Status Code 405 Returned

Hello all,

I am trying to post to a tulip table from a separate windows app I am writing. My get requests are returning correctly, but when I try to use post or put requests I am receiving a 405 error code, which typically means that the server knows the request, but the target resource doesn’t support this method. I am able to successfully post to my tables from Postman using the same authentication info, but not from my app.

Has anyone encountered this before? Any tips for moving forward?

Thanks!

Hi @kcolwell, thanks for the question. One follow-up: does this request work when you test it in the connector function editor? This will help me understand if it’s a connector configuration issue or something on the app end.

Hi John,

Looks like my request is working in the connection function editor.

Thanks!

Kate

Are you using any inputs in the URL path? My first guess is that your input on the app end could be breaking the URL, but I could be wrong there.

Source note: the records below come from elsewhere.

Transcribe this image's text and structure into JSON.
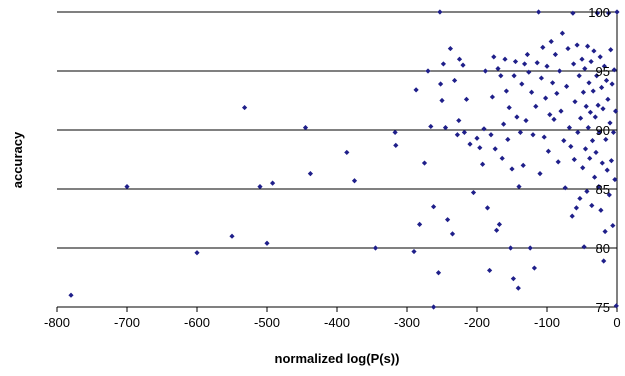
{
  "chart_data": {
    "type": "scatter",
    "title": "",
    "xlabel": "normalized log(P(s))",
    "ylabel": "accuracy",
    "xlim": [
      -800,
      0
    ],
    "ylim": [
      75,
      100
    ],
    "x_ticks": [
      "-800",
      "-700",
      "-600",
      "-500",
      "-400",
      "-300",
      "-200",
      "-100",
      "0"
    ],
    "y_ticks": [
      "75",
      "80",
      "85",
      "90",
      "95",
      "100"
    ],
    "grid": "horizontal",
    "legend": "none",
    "marker_color": "#1f1f8a",
    "points": [
      [
        -780,
        76
      ],
      [
        -700,
        85.2
      ],
      [
        -600,
        79.6
      ],
      [
        -550,
        81
      ],
      [
        -532,
        91.9
      ],
      [
        -510,
        85.2
      ],
      [
        -500,
        80.4
      ],
      [
        -492,
        85.5
      ],
      [
        -445,
        90.2
      ],
      [
        -438,
        86.3
      ],
      [
        -386,
        88.1
      ],
      [
        -375,
        85.7
      ],
      [
        -345,
        80
      ],
      [
        -317,
        89.8
      ],
      [
        -316,
        88.7
      ],
      [
        -290,
        79.7
      ],
      [
        -287,
        93.4
      ],
      [
        -282,
        82
      ],
      [
        -275,
        87.2
      ],
      [
        -270,
        95
      ],
      [
        -266,
        90.3
      ],
      [
        -262,
        83.5
      ],
      [
        -262,
        75
      ],
      [
        -255,
        77.9
      ],
      [
        -253,
        100
      ],
      [
        -252,
        93.9
      ],
      [
        -250,
        92.5
      ],
      [
        -248,
        95.6
      ],
      [
        -245,
        90.2
      ],
      [
        -242,
        82.4
      ],
      [
        -238,
        96.9
      ],
      [
        -235,
        81.2
      ],
      [
        -232,
        94.2
      ],
      [
        -228,
        89.6
      ],
      [
        -226,
        90.8
      ],
      [
        -225,
        96
      ],
      [
        -220,
        95.5
      ],
      [
        -218,
        89.8
      ],
      [
        -215,
        92.6
      ],
      [
        -210,
        88.8
      ],
      [
        -205,
        84.7
      ],
      [
        -200,
        89.3
      ],
      [
        -196,
        88.5
      ],
      [
        -192,
        87.1
      ],
      [
        -190,
        90.1
      ],
      [
        -188,
        95
      ],
      [
        -185,
        83.4
      ],
      [
        -182,
        78.1
      ],
      [
        -180,
        89.6
      ],
      [
        -178,
        92.8
      ],
      [
        -176,
        96.2
      ],
      [
        -174,
        88.4
      ],
      [
        -172,
        81.5
      ],
      [
        -170,
        95.2
      ],
      [
        -168,
        82
      ],
      [
        -166,
        94.6
      ],
      [
        -164,
        87.6
      ],
      [
        -162,
        90.5
      ],
      [
        -160,
        96
      ],
      [
        -158,
        93.3
      ],
      [
        -156,
        89.2
      ],
      [
        -154,
        91.9
      ],
      [
        -152,
        80
      ],
      [
        -150,
        86.7
      ],
      [
        -148,
        77.4
      ],
      [
        -147,
        94.6
      ],
      [
        -145,
        95.8
      ],
      [
        -143,
        91.1
      ],
      [
        -141,
        76.6
      ],
      [
        -140,
        85.2
      ],
      [
        -138,
        89.8
      ],
      [
        -136,
        93.9
      ],
      [
        -134,
        87
      ],
      [
        -132,
        95.6
      ],
      [
        -130,
        90.8
      ],
      [
        -128,
        96.4
      ],
      [
        -126,
        94.9
      ],
      [
        -124,
        80
      ],
      [
        -122,
        93.2
      ],
      [
        -120,
        89.6
      ],
      [
        -118,
        78.3
      ],
      [
        -116,
        92
      ],
      [
        -114,
        95.7
      ],
      [
        -112,
        100
      ],
      [
        -110,
        86.3
      ],
      [
        -108,
        94.4
      ],
      [
        -106,
        97
      ],
      [
        -104,
        89.4
      ],
      [
        -102,
        92.7
      ],
      [
        -100,
        95.4
      ],
      [
        -98,
        88.2
      ],
      [
        -96,
        91.3
      ],
      [
        -94,
        97.5
      ],
      [
        -92,
        94
      ],
      [
        -90,
        90.9
      ],
      [
        -88,
        96.4
      ],
      [
        -86,
        93.1
      ],
      [
        -84,
        87.3
      ],
      [
        -82,
        95
      ],
      [
        -80,
        91.6
      ],
      [
        -78,
        98.2
      ],
      [
        -76,
        89.1
      ],
      [
        -74,
        85.1
      ],
      [
        -72,
        93.7
      ],
      [
        -70,
        96.9
      ],
      [
        -68,
        90.2
      ],
      [
        -66,
        88.6
      ],
      [
        -64,
        82.7
      ],
      [
        -63,
        99.9
      ],
      [
        -62,
        95.6
      ],
      [
        -61,
        87.5
      ],
      [
        -60,
        92.4
      ],
      [
        -58,
        83.4
      ],
      [
        -57,
        97.2
      ],
      [
        -56,
        89.8
      ],
      [
        -54,
        94.6
      ],
      [
        -53,
        84.2
      ],
      [
        -52,
        91
      ],
      [
        -50,
        96
      ],
      [
        -49,
        86.8
      ],
      [
        -48,
        93.2
      ],
      [
        -47,
        80.1
      ],
      [
        -46,
        95.2
      ],
      [
        -45,
        88.4
      ],
      [
        -44,
        92
      ],
      [
        -43,
        84.8
      ],
      [
        -42,
        97.1
      ],
      [
        -41,
        90.2
      ],
      [
        -40,
        94
      ],
      [
        -39,
        87.6
      ],
      [
        -38,
        91.5
      ],
      [
        -37,
        95.8
      ],
      [
        -36,
        83.6
      ],
      [
        -35,
        89.1
      ],
      [
        -34,
        93.3
      ],
      [
        -33,
        96.7
      ],
      [
        -32,
        86
      ],
      [
        -31,
        91.1
      ],
      [
        -30,
        88.1
      ],
      [
        -29,
        94.6
      ],
      [
        -28,
        99.9
      ],
      [
        -27,
        92.1
      ],
      [
        -26,
        85.2
      ],
      [
        -25,
        89.8
      ],
      [
        -24,
        96.2
      ],
      [
        -23,
        83.2
      ],
      [
        -22,
        93.6
      ],
      [
        -21,
        87.2
      ],
      [
        -20,
        91.8
      ],
      [
        -19,
        78.9
      ],
      [
        -18,
        95.4
      ],
      [
        -17,
        81.4
      ],
      [
        -16,
        89.2
      ],
      [
        -15,
        94.2
      ],
      [
        -14,
        86.6
      ],
      [
        -13,
        92.6
      ],
      [
        -12,
        99.9
      ],
      [
        -11,
        84.5
      ],
      [
        -10,
        90.6
      ],
      [
        -9,
        96.8
      ],
      [
        -8,
        87.4
      ],
      [
        -7,
        93.9
      ],
      [
        -6,
        81.9
      ],
      [
        -5,
        89.8
      ],
      [
        -4,
        95.1
      ],
      [
        -3,
        85.8
      ],
      [
        -2,
        91.6
      ],
      [
        -1,
        75.1
      ],
      [
        0,
        100
      ]
    ]
  }
}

@kcolwell, would you feel comfortable sharing a screenshot of your connector function with any identifying information scrubbed in the connector editor, or sharing a screenshot of your triggers? You can also DM a screenshot to me if you’re more comfortable with that.

Hi John,

I don’t mind sharing my connector, but I’m not really using it in my app. I probably could have made this more clear. My app is written outside of Tulip, it’s a separate c++ program, but I am trying to save information that it gathers to our Tulip tables. I’m wondering if there are any gotchas I should keep in mind while doing this.

Let me know if sharing my connector would still be helpful. Thanks!

Hey @kcolwell ,

I know Tulip Tables are super rigid when it comes to type validation, and they don’t always error cleanly in these cases. Are you able to confirm that whatever method you’re using in your app isn’t, for example, stringifying everything? I’ve had the Tables API throw 405 errors before when my datetimes are malformed, for example.
If everything’s working in Postman and Connectors, I would suspect that perhaps your app method is applying some secondary operation here.
Additionally, there should be an allow header in the server response; do you see this?

Hi @k.ober,

I’ve been suspecting there is something wrong with my request body, I’ll double check all the types. I’ll also take a look for that allow header, not sure I’m seeing that.

Do you know if there’s a preferred content type for the request body? I know the connectors allow for multiple types, but is there maybe one that you recommend?

Thanks!

Hi again!

I took a look at my successful postman calls and I’m not seeing an allow header. These are the headers I’m seeing:

Does that tell you anything? Thanks!

Hm, interesting. Normally, I think it’s RESTful canon that we receive that header - I think we’ve successfully moved out of my depth :grin:

Let me connect with my colleagues on our API team, and get one of them to reach out ASAP. Updates to follow!

Hi @kcolwell,

Would you be comfortable sharing me the snippet of the C++ program you’ve written to hit the API? You could just send it as a .txt file to grant.levy@tulip.co, I’d just need code related to how the request is being structured.

Thanks!

Hi @Grant and @k.ober,

I was actually able to figure it out today! My postman test calls were using text/plain for the content type header, but it looks like application/json is the way to go. If anyone has a similar issue I recommend giving that a try.

Thanks!

Hi @kcolwell,

Great news! Thanks for sharing - we had thought it might be using the incorrect HTTP method.